[Python-Dev] Semantic of isinstance
Phillip J. Eby
pje at telecommunity.com
Tue Jun 27 15:48:58 CEST 2006
At 10:13 PM 6/26/2006 -0700, Guido van Rossum wrote:
>On 6/26/06, Greg Ewing <greg.ewing at canterbury.ac.nz> wrote:
>>Phillip J. Eby wrote:
>>>> > It's not inconsistent - isinstance() checks __class__ in *addition* to
>> > type() in order to allow proxying tricks like lying about your
>> > __class__.
>>>>If this is a deliberate feature, it's a bit patchy, because
>>it means the proxy can't lie about *not* being an instance
>>of its real type.
>>>>Perhaps Guido could clarify how much lying a proxy is
>>supposed to be able to get away with?
>>Sorry, I don't remember all the constraints.
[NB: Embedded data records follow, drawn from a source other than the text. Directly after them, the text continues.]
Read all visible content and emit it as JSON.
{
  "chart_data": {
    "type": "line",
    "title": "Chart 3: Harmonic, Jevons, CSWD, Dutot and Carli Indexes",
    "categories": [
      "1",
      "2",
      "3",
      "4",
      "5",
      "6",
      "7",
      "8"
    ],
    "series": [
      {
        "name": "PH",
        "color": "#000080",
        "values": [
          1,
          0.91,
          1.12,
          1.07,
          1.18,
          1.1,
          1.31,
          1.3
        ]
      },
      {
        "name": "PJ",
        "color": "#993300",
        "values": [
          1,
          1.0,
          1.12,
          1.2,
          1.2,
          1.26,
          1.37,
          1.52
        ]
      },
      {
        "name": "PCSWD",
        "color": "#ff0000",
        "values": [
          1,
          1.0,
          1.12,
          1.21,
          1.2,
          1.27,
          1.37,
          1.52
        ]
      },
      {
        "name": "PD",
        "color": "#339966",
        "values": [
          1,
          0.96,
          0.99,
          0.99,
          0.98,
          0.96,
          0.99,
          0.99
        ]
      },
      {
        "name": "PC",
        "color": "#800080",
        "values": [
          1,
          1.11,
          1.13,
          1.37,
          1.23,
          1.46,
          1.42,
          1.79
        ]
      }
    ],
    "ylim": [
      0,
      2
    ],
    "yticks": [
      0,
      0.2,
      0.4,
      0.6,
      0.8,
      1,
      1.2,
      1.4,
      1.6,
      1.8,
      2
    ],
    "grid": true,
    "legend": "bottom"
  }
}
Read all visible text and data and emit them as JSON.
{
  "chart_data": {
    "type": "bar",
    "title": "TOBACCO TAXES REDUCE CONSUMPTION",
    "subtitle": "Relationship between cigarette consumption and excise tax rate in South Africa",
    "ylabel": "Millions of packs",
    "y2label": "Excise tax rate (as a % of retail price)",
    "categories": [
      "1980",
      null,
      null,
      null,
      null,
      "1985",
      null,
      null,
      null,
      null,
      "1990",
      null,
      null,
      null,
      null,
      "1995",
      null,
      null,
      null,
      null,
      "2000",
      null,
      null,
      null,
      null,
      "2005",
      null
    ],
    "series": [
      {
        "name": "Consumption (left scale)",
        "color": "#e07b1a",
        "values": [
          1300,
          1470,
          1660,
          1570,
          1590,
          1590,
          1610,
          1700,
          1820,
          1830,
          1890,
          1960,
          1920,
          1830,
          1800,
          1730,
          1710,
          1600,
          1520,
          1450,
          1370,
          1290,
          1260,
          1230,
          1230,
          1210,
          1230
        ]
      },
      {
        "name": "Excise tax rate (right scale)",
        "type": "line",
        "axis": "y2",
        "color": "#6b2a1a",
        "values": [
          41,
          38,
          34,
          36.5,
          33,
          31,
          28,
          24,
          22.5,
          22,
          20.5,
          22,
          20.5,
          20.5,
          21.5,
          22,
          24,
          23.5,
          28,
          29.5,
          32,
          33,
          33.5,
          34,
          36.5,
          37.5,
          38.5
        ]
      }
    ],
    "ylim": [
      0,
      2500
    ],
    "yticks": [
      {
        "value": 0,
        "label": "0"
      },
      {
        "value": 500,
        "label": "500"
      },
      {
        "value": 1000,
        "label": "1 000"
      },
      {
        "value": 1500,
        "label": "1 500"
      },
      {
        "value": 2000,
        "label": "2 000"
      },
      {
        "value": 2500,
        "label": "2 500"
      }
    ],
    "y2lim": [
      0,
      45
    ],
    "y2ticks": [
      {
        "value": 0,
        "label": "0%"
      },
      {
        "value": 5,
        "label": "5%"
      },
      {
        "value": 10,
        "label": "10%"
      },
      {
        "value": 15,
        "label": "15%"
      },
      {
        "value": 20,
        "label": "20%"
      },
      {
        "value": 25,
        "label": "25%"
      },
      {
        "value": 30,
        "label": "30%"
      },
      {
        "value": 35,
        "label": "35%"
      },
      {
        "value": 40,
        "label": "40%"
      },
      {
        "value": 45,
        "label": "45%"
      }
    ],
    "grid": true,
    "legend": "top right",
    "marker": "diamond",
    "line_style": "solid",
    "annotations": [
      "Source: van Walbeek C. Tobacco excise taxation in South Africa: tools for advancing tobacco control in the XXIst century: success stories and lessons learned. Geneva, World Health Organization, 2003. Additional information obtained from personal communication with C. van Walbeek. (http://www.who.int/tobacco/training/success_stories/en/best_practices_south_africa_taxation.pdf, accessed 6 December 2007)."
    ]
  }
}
Read the code and weep.
>This should be revisited for Py3k. The code became convoluted out of
>some needs in Zope; I can't remember if it was Zope 2 or Zope 3 that
>needed this (probably both) and I can't remember the specific
>situation where it was needed.
It was Zope 3 security proxies, although *any* proxy type benefits. The
idea was to make proxy objects be able to lie about their __class__ and be
believed by isinstance(). However, there was no requirement that
isinstance(ob, Proxy) return False, so that's not implemented. And lying
about __bases__ appears to only be allowed for things that aren't types.